KUALA LUMPUR, Jan 8 — Former prime minister Datuk Seri Najib Razak today denied the reports published by US-based newspaper the Wall Street Journal (WSJ) regarding the deal between his administration and China to rescue 1Malaysia Development Berhad (1MDB).
WSJ had earlier reported that China had offered the former Barisan Nasional (BN) government under Najib a deal to bail out 1MDB in return for contracts here that would further its ambitious “One Belt, One Road” agenda.
In a Facebook posting, Najib said the bailout never happened and maintained that all projects awarded to China-based companies including the East Coast Rail Link (ECRL) and the Trans-Sabah Pipeline were not above the market price.
“Malaysia will continue to keep its agreement with Abu Dhabi-owned IPIC and ensure that all the money allegedly missing from 1MDB will be returned before December 31, 2020.

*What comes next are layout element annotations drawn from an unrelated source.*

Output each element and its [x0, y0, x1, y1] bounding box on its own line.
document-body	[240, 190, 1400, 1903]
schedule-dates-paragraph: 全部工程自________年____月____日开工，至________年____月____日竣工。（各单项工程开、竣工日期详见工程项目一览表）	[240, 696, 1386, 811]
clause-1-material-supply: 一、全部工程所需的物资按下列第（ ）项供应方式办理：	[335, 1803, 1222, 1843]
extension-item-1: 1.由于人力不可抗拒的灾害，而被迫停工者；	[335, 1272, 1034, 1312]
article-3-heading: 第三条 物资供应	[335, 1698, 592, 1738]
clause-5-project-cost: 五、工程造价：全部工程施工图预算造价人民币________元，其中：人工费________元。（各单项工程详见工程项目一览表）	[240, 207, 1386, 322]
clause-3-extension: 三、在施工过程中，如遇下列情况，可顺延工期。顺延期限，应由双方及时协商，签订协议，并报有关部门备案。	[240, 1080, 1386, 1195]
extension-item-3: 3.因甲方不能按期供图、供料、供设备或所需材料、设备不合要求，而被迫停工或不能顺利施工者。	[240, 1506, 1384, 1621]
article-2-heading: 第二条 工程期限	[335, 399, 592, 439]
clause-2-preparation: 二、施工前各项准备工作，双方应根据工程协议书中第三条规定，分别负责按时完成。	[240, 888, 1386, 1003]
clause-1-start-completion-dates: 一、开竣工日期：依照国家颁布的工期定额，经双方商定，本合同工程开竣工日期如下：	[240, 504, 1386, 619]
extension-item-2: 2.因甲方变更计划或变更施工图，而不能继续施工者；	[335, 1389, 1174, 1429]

“There has been no accusation that the gas pipe project was extraordinarily expensive. The Trans-Sabah Gas Pipeline awarded to a Chinese company in 2016 with a 662km length is worth RM4.06 billion.
“In comparison, the Sabah-Sarawak Gas Pipeline Project that was 500km long and was awarded to an Indian-based consortium in 2008 was completed with RM4.6 billion cost,” Najib defended.
The Pekan MP said he did his best to defend the RM55 billion ECRL and tried to lay the blame on the East Coast Economic Region Development Council which proposed the project back in 2007.
He added that the Pakatan Harapan government that accused the ECRL project of being above the market value of RM30 billion, had never shown any evidence to prove this.
The embattled former prime minister who has been accused of multiple accounts of corruption and abuses of power said the RM30 billion was based on 2009 study for a length of 545km in comparison to the final length of 620km.
Najib also refuted claims that China was going to use its influence in the US to ensure that any charges on the 1MDB mega financial scandal will be dropped.
“WSJ itself has reported that the US government is continuing its investigations. WSJ also reported that the Chinese government had offered to spy on their journalists... but this never happened either,” he said.